Un décret d’application de la loi doit fixer la liste des autorités compétentes pour recueillir et traiter les alertes externes.

 

Enfin, la divulgation publique d’une alerte reste possible en dernier lieu, après que le lanceur d’alerte a effectué les signalements interne ou externe et si aucune mesure n’a été prise en réponse à son signalement.

 

Les cas dans lesquelles une alerte peut-être directement rendue publique sont étendus non seulement au cas de danger grave et imminent mais également à deux nouvelles hypothèses :

 

    • celle d’informations obtenues dans le cadre d’activité professionnelle lorsqu’il existe une situation d’urgence ou un risque de préjudice irréversible ;
    • lorsque la saisine de l’autorité compétente fait courir un risque de représailles à l’auteur de l’alerte ou ne peut permettre de remédier efficacement à l’alerte en raison de circonstances particulières.

 

Si cet assouplissement, qui est important, des procédures est moins contestable que l’élargissement du champ d’application du droit d’alerte, il reste qu’il fait perdre à l’entreprise la maîtrise de la procédure que donnait l’obligation au lanceur d’alerte de recourir, dans un premier temps, à un signalement interne.

 

Ainsi au-delà du but affiché de renforcer la protection des lanceurs d’alerte, qui n’est pas contestable, la loi du 21 mars 2022 élargit considérablement le champ du droit d’alerte : le lanceur d’alerte peut rester anonyme, il peut être intéressé à l’affaire qu’il signale, il peut dénoncer toute violation, même mineure, d’un texte et des faits dont il n’a pas eu personnellement connaissance.
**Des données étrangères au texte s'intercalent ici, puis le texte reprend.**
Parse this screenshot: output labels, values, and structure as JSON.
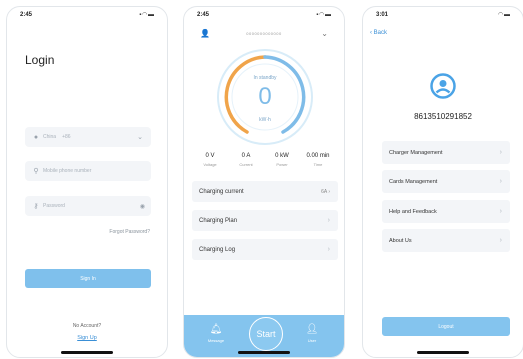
{
  "login": {
    "time": "2:45",
    "title": "Login",
    "country": "China",
    "country_code": "+86",
    "phone_placeholder": "Mobile phone number",
    "password_placeholder": "Password",
    "forgot": "Forgot Password?",
    "signin": "Sign In",
    "no_account": "No Account?",
    "signup": "Sign Up"
  },
  "dashboard": {
    "time": "2:45",
    "device_id": "0000000000000",
    "gauge": {
      "state": "In standby",
      "value": "0",
      "unit": "kW·h"
    },
    "stats": [
      {
        "value": "0 V",
        "label": "Voltage"
      },
      {
        "value": "0 A",
        "label": "Current"
      },
      {
        "value": "0 kW",
        "label": "Power"
      },
      {
        "value": "0.00 min",
        "label": "Time"
      }
    ],
    "menu": [
      {
        "label": "Charging current",
        "value": "6A"
      },
      {
        "label": "Charging Plan"
      },
      {
        "label": "Charging Log"
      }
    ],
    "nav": {
      "message": "Message",
      "start": "Start",
      "user": "User"
    }
  },
  "user": {
    "time": "3:01",
    "back": "Back",
    "username": "8613510291852",
    "menu": [
      {
        "label": "Charger Management"
      },
      {
        "label": "Cards Management"
      },
      {
        "label": "Help and Feedback"
      },
      {
        "label": "About Us"
      }
    ],
    "logout": "Logout"
  },
  "status_icons": "signal-wifi-battery",
  "colors": {
    "accent": "#84c4ee",
    "link": "#3a8fd6",
    "gauge_orange": "#f0a44a",
    "gauge_blue": "#7fbce8"
  }
}
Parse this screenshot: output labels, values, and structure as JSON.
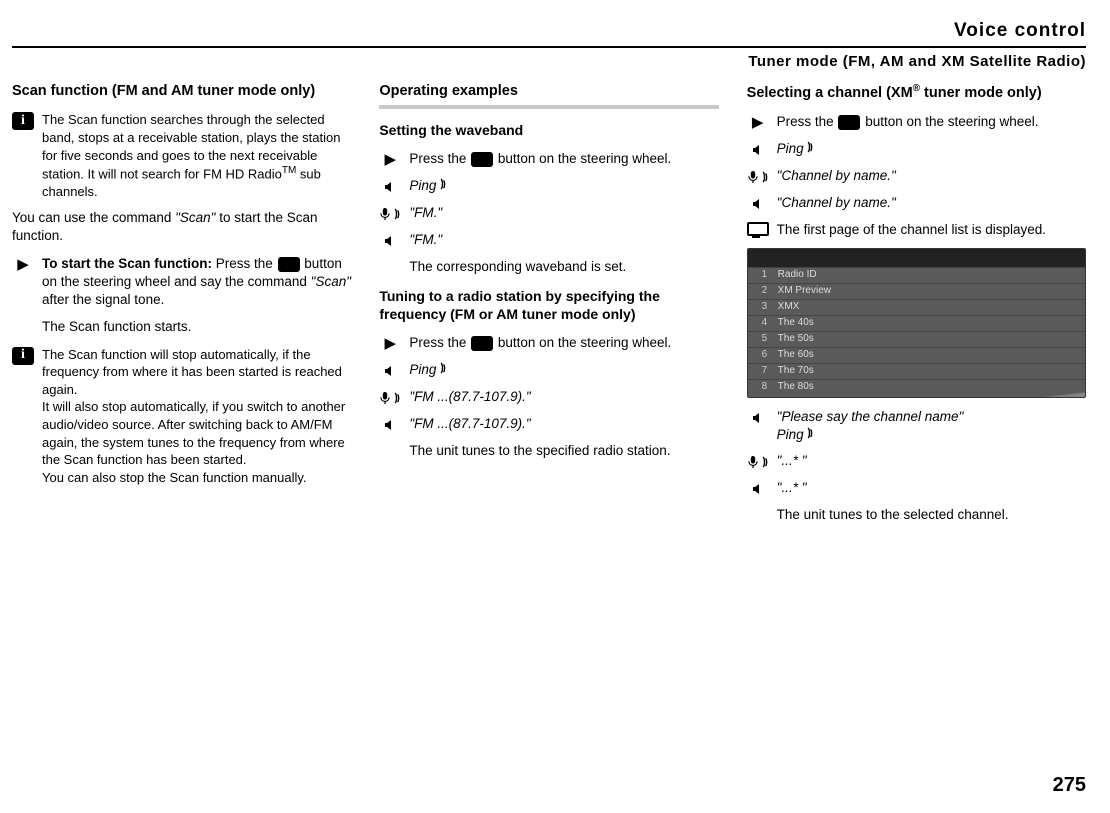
{
  "header": {
    "title": "Voice control",
    "subtitle": "Tuner mode (FM, AM and XM Satellite Radio)"
  },
  "col1": {
    "h": "Scan function (FM and AM tuner mode only)",
    "info1": "The Scan function searches through the selected band, stops at a receivable station, plays the station for five seconds and goes to the next receivable station. It will not search for FM HD Radio",
    "info1_tm": "TM",
    "info1_tail": " sub channels.",
    "p1a": "You can use the command ",
    "p1b": "\"Scan\"",
    "p1c": " to start the Scan function.",
    "step_bold": "To start the Scan function:",
    "step_rest_a": " Press the ",
    "step_rest_b": " button on the steering wheel and say the command ",
    "step_rest_c": "\"Scan\"",
    "step_rest_d": " after the signal tone.",
    "result": "The Scan function starts.",
    "info2": "The Scan function will stop automatically, if the frequency from where it has been started is reached again.\nIt will also stop automatically, if you switch to another audio/video source. After switching back to AM/FM again, the system tunes to the frequency from where the Scan function has been started.\nYou can also stop the Scan function manually."
  },
  "col2": {
    "h": "Operating examples",
    "sub1": "Setting the waveband",
    "press_a": "Press the ",
    "press_b": " button on the steering wheel.",
    "ping": "Ping",
    "fm": "\"FM.\"",
    "fm2": "\"FM.\"",
    "res1": "The corresponding waveband is set.",
    "sub2": "Tuning to a radio station by specifying the frequency (FM or AM tuner mode only)",
    "freq": "\"FM ...(87.7-107.9).\"",
    "freq2": "\"FM ...(87.7-107.9).\"",
    "res2": "The unit tunes to the specified radio station."
  },
  "col3": {
    "h_a": "Selecting a channel (XM",
    "h_r": "®",
    "h_b": " tuner mode only)",
    "press_a": "Press the ",
    "press_b": " button on the steering wheel.",
    "ping": "Ping",
    "cbn": "\"Channel by name.\"",
    "cbn2": "\"Channel by name.\"",
    "screen": "The first page of the channel list is displayed.",
    "list": [
      "Radio ID",
      "XM Preview",
      "XMX",
      "The 40s",
      "The 50s",
      "The 60s",
      "The 70s",
      "The 80s"
    ],
    "say_a": "\"Please say the channel name\"",
    "say_b": "Ping",
    "dots1": "\"...* \"",
    "dots2": "\"...* \"",
    "final": "The unit tunes to the selected channel."
  },
  "page": "275"
}
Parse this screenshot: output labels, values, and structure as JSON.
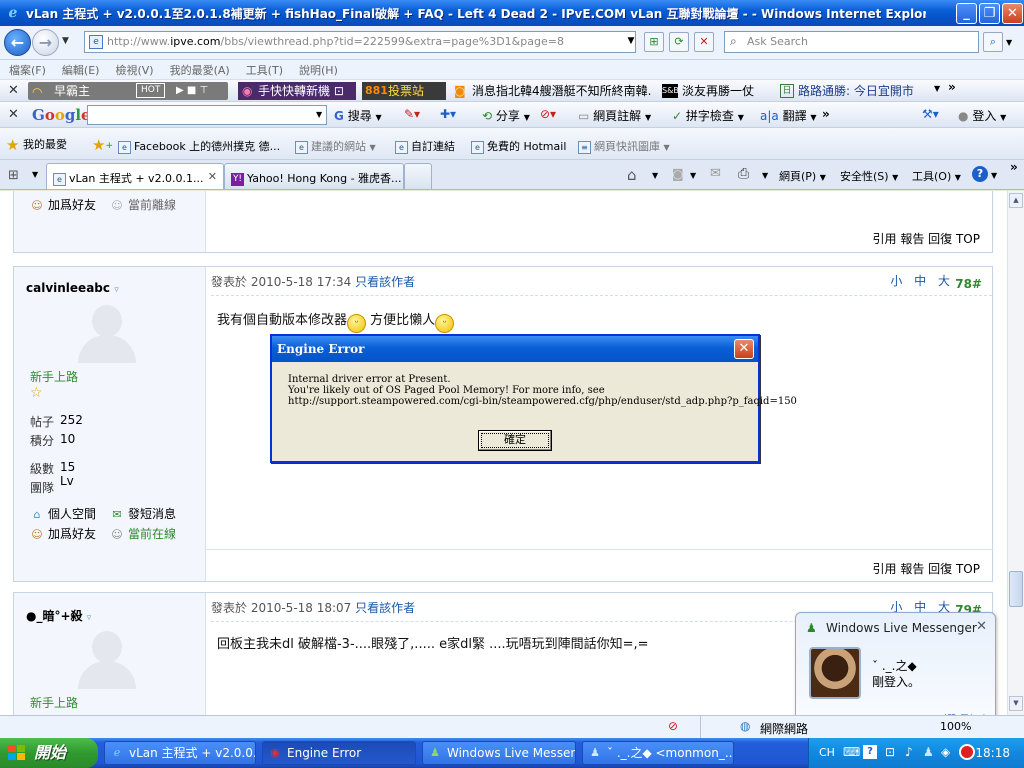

La procédure de signalement interne à l’entreprise n’est plus un préalable obligatoire mais peut être contournée par un signalement externe.

 

Le risque est que le droit d’alerte soit détourné de son but, qui était de lutter contre la corruption et de dénoncer des violations graves et manifestes de la loi, pour être utilisé à des fins multiples, souvent personnelles, avec des enjeux mineurs et parfois aux seules fins de bénéficier de la protection juridique instituée au profit du lanceur d’alerte.